I have read https://peps.python.org/pep-0420/ but it does not explicitly declare that namespace packages are strictly only allowed on top-level. All examples show namespace packages as top-level packages.
Would this work (package1 and package2 are distributed in separate packages)?
package1/
+-- foo/
+-- __init__.py
+-- bar/
+-- baz.py
package2/
+-- foo/
+-- bar/
+-- zoq.py
In the above example, "foo" is a regular package and "foo/bar" is a namespace package. I assume that the answer should be "no" since "foo" would have 2 different roles, but I could be wrong.
(A reason for this question would be if foo/__init__.py
is in extensive use, and converting it to a namespace package would cause a major headache.)
Regular packages can contain namespace packages, but there's little point. Your example will not work.
A namespace package can be split among multiple directories, but each of those must be a subdirectory of a directory listed in its "parent path". When a namespace package is a subpackage of another package, the parent path is the parent package's __path__
.
When the parent package is a regular package, its __path__
only has one entry.

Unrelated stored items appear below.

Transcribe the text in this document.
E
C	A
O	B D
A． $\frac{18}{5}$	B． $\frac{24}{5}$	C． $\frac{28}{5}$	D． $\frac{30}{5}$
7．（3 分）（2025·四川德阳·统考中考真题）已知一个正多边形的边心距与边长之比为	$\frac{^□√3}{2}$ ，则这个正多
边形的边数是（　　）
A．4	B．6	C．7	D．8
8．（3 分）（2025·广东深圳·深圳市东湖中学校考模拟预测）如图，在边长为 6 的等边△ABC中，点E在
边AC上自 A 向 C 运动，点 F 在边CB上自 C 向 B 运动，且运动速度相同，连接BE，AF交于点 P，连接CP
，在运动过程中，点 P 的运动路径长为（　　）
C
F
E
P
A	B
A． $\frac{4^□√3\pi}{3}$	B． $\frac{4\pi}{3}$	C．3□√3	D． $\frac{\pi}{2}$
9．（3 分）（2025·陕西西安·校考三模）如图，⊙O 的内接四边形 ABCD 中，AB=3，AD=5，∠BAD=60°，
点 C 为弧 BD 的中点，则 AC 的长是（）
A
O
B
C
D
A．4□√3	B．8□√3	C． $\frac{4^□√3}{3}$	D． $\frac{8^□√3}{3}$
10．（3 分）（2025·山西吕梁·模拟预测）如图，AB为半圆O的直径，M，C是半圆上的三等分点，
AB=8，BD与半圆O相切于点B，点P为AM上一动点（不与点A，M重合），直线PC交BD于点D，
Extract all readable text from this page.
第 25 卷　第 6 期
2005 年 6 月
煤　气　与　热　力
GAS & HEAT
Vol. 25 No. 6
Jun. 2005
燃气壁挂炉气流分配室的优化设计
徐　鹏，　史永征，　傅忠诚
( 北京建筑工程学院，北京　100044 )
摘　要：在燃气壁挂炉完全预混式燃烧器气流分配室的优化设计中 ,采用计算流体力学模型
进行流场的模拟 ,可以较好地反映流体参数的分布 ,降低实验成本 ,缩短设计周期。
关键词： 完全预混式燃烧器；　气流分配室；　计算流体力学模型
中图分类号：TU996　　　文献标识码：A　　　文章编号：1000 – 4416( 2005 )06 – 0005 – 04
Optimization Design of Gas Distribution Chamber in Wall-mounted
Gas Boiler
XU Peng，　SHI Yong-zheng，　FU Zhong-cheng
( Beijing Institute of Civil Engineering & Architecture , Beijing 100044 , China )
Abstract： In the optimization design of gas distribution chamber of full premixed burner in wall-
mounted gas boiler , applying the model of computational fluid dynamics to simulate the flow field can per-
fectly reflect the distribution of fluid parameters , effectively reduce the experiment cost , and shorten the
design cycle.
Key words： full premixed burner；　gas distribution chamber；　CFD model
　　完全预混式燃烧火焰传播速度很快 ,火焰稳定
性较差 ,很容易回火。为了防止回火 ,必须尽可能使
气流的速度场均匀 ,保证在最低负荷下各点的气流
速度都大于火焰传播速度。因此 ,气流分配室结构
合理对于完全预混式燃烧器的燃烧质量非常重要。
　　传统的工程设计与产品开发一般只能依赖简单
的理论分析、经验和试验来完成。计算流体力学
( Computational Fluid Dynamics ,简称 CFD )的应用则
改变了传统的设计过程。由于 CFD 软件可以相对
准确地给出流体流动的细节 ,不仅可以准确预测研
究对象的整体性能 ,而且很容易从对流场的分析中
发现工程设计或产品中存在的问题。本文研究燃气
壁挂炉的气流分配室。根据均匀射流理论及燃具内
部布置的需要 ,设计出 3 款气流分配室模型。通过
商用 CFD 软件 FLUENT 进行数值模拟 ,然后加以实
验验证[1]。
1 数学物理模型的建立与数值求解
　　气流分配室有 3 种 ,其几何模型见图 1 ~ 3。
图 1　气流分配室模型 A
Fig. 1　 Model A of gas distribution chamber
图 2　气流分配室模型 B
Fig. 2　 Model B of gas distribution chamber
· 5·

The namespace package is allowed to be "split" across... exactly one location, completely negating any benefit.
It's not clear from your example whether foo
is a top-level package, or whether you actually have package1.foo
and package2.foo
packages. If you have a single foo
top-level package, then the import system will recognize the first foo
directory as the location of that package, and completely ignore the second foo
directory and anything inside it.
If you have package1.foo
and package2.foo
packages, then these are separate packages that have nothing to do with each other. package2.foo
and package2.foo.bar
will be namespace packages, but package2.foo.bar
will have no connection with package1.foo.bar
- it will not be treated as a single foo.bar
namespace package split across two directories.